SUPREME COURT OF THE STATE OF NEVADA
Jul 25, 2019
No. 74546 (Nev. Jul. 25, 2019)

Opinion

No. 74546

07-25-2019

CHERSUS HOLDINGS, LLC, A NEVADA LIMITED LIABILITY COMPANY, Appellant, v. BANK OF NEW YORK MELLON, F/K/A THE BANK OF NEW YORK AS TRUSTEE FOR THE CERTIFICATEHOLDERS OF CWABS, INC., ASSET-BACKED CERTIFICATES, SERIES 2005-7, Respondent.


ORDER OF REVERSAL AND REMAND

This appeal challenges a district court order dismissing, on preclusion grounds, an action seeking declaratory relief and quiet title. Eighth Judicial District Court, Clark County; Michelle Leavitt, Judge.

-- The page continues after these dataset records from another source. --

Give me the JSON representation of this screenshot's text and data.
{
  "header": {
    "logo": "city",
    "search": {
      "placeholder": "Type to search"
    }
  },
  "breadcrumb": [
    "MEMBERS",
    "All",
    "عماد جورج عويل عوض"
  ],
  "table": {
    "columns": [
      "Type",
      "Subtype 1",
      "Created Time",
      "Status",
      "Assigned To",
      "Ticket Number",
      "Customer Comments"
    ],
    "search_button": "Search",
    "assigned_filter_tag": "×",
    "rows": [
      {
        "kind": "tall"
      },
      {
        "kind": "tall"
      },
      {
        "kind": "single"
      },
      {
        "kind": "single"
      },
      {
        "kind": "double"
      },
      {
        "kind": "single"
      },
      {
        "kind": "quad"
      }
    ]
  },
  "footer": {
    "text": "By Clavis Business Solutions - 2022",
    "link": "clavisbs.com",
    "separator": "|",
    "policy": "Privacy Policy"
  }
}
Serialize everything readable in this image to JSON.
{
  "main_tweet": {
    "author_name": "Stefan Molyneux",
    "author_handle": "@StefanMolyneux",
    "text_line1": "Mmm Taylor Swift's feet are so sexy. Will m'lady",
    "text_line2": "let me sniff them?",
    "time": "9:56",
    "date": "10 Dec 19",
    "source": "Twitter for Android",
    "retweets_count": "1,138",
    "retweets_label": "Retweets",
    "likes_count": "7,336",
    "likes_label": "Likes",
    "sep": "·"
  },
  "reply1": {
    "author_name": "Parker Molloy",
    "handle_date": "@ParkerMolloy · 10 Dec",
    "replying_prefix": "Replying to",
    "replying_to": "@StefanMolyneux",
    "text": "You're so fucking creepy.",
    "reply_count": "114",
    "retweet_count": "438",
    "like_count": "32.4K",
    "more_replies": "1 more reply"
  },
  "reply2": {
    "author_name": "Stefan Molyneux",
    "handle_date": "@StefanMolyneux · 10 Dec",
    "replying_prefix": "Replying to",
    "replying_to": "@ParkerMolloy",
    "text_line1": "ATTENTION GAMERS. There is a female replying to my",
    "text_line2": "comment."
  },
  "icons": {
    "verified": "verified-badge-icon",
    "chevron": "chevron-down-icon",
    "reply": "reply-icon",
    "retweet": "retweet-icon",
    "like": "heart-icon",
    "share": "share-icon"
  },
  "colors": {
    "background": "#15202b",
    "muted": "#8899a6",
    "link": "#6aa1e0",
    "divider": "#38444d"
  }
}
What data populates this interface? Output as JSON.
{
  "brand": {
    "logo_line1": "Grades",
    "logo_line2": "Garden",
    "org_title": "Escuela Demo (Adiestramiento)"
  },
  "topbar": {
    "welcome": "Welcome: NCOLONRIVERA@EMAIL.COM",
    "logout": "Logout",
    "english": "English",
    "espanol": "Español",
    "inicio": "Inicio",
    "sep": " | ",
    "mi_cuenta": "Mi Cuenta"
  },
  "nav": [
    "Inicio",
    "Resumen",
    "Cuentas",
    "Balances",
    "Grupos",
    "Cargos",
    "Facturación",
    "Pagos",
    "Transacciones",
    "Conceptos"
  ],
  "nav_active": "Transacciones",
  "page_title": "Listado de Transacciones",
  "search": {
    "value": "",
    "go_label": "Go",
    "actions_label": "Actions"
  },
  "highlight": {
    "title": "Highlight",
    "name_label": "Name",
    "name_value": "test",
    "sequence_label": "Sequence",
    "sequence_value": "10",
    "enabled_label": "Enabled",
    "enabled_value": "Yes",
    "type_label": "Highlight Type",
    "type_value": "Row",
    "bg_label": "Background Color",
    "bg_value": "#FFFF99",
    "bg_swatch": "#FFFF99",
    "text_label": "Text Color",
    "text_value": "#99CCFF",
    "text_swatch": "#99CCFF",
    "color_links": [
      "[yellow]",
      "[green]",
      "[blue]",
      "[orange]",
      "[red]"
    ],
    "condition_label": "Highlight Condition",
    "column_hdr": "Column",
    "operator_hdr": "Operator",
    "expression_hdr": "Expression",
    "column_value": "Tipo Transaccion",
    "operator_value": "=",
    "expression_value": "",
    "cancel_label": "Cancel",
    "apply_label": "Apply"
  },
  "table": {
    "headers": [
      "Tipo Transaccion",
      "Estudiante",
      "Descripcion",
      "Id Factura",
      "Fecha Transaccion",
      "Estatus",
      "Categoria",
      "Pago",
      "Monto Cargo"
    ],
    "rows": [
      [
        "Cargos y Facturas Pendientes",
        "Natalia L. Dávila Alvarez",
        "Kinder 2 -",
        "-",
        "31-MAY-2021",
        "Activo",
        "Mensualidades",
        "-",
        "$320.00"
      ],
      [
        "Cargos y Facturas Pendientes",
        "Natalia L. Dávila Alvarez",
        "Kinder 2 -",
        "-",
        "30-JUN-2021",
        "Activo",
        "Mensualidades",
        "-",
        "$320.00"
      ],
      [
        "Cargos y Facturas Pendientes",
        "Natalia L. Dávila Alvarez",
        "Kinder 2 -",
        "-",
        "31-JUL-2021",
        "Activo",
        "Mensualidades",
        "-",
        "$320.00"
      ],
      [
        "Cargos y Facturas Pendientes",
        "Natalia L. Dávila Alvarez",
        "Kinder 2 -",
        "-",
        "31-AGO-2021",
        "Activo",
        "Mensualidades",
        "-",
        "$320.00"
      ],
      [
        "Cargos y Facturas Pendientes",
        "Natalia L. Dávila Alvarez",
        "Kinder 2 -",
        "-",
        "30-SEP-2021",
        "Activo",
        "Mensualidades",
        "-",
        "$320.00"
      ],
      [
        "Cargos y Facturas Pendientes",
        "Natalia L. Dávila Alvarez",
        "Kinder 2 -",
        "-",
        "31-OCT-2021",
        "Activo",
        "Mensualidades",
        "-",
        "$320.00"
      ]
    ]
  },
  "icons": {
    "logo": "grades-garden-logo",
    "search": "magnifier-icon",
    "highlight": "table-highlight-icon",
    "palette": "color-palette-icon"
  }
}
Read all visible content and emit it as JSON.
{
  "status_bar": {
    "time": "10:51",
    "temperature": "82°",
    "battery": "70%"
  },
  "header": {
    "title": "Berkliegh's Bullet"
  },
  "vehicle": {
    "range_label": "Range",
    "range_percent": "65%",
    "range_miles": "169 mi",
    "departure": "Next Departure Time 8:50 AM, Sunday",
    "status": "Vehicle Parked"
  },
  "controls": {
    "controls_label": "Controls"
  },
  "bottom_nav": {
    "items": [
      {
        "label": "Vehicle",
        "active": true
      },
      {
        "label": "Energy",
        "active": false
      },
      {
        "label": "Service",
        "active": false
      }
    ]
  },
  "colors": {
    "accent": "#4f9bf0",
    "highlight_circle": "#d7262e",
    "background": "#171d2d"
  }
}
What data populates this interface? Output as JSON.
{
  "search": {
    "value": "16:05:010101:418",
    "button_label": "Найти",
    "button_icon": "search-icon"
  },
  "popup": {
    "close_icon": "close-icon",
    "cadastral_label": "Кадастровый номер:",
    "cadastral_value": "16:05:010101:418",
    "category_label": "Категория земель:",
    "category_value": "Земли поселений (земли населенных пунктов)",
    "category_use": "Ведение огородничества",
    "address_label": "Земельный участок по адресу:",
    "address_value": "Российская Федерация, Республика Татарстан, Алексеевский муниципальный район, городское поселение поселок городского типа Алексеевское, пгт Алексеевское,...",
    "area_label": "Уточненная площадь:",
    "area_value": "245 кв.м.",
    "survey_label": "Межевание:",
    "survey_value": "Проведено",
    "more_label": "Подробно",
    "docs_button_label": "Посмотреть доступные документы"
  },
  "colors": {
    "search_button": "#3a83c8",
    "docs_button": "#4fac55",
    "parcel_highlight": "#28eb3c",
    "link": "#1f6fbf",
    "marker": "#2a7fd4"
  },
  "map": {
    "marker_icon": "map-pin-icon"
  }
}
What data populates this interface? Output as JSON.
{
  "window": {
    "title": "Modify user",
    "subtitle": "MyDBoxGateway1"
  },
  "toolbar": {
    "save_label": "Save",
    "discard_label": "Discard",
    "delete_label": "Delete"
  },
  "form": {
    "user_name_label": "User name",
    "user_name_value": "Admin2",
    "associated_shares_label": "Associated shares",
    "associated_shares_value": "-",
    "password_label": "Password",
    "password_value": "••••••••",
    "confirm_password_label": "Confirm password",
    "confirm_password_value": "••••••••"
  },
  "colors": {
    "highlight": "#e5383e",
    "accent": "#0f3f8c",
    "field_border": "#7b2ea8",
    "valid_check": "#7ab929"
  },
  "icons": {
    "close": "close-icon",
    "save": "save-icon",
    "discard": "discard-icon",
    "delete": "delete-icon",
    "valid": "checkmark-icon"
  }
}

Appellant Chersus Holdings, LLC, argues that claim preclusion does not bar its complaint filed in 2015 against respondent Bank of New York Mellon (BoNY) because there was no prior final judgment in the previous case Chersus filed against BoNY and others in 2013. We review de novo, see Alcantara v. Wal-Mart Stores, Inc., 130 Nev. 252, 256, 321 P.3d 912, 914 (2014) (applying de novo review to claim preclusion determinations), and agree. A review of the record reflects that the district court's dismissal of the 2013 complaint as to BoNY only was improperly certified under NRCP 54(b) and, thus, did not constitute a final judgment. See NRCP 54(b) (2005) ("When multiple parties are involved, the court may direct the entry of a final judgment as to one or more but fewer than all of the parties only upon an express determination that there is no just reason for delay."); Cascade Drinking Waters, Inc. v. Cent. Tel. Co., 88 Nev. 702, 703, 504 P.2d 697, 697 (1972) ("This court has held that a judgment dismissing fewer than all parties to an action without an express determination that there is no just reason for delay by the district court is not a final judgment." (emphasis added)). Thus, the district court erred by finding that claim preclusion barred the complaint filed by Chersus in 2015. See Five Star Capital Corp. v. Ruby, 124 Nev. 1048, 1054, 194 P.3d 709, 713 (2008) (holding that one of the requisites for claim preclusion is the existence of a valid, final judgment), modified on other grounds by Weddell v. Sharp, 131 Nev. 233, 350 P.3d 80 (2015).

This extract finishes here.